Now that Wichita Falls has made it a requirement to wear face masks in public people are speaking out. Some love them. Some hate them. Some can't figure out which way to jump because the experts keep telling us something different every day.

Let's try and break this down. At first, people were asking if a face mask would protect them from coronavirus and the answer was "no". That was correct as far as it went. The mask does not protect the person wearing it as much as it protects the people around them. That's why many experts first said they wouldn't help and the same experts are now saying it's important that everyone wear a mask.

Think of it this way. If you and everyone around you are wearing a mask there are two barriers that any droplet of coronavirus will  need to get through for another person to be infected. If you're standing six or more feet apart the distance also becomes a barrier. Think of the contagious person as a can of spray paint. When that person sneezes or coughs their germs go out like the drops of paint, putting a mask on the can of paint prevents those droplets from traveling as far or fast as they otherwise would have. The distance between the contagious can of paint and the uninfected person nearby will also cause many of the drops that do get through to fall to the ground. The mask on the uninfected person is a final barrier to prevent those infected drops from finding a new host. As you see, that final mask didn't really do much to protect the person wearing it, but if everyone is wearing a mask we're all much safer.

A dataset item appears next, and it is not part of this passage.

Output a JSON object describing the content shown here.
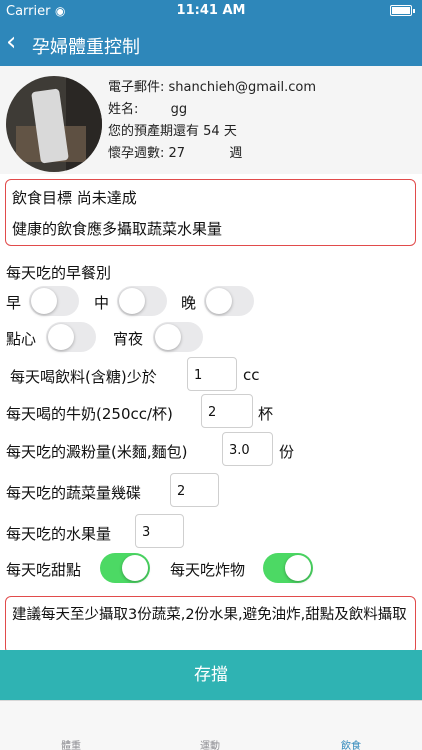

Those three barriers, a mask on each person and the space between them, will dramatically inhibit the spread of COVID-19. They won't stop it completely, but they will reduce it enough that we can all get out and conduct business with a reasonable expectation of health and safety.

Now perhaps you can understand the apparent reversal in policy from the experts. They're answering a different question. No, the mask will not do a great deal to protect YOU. Yes, everyone wearing a mask will do a great deal to protect ALL OF US. The goal is to slow the spread of COVID-19 and flatten the curve, not to stop it completely.

Coronavirus looks like it's going to be with us for a long time. Until we have a vaccine or a cure we're all going to have to do things a little differently. That means washing our hands more frequently, keeping a little physical distance between us when we can, and - at least for a while - wearing masks in public. Welcome to the new normal.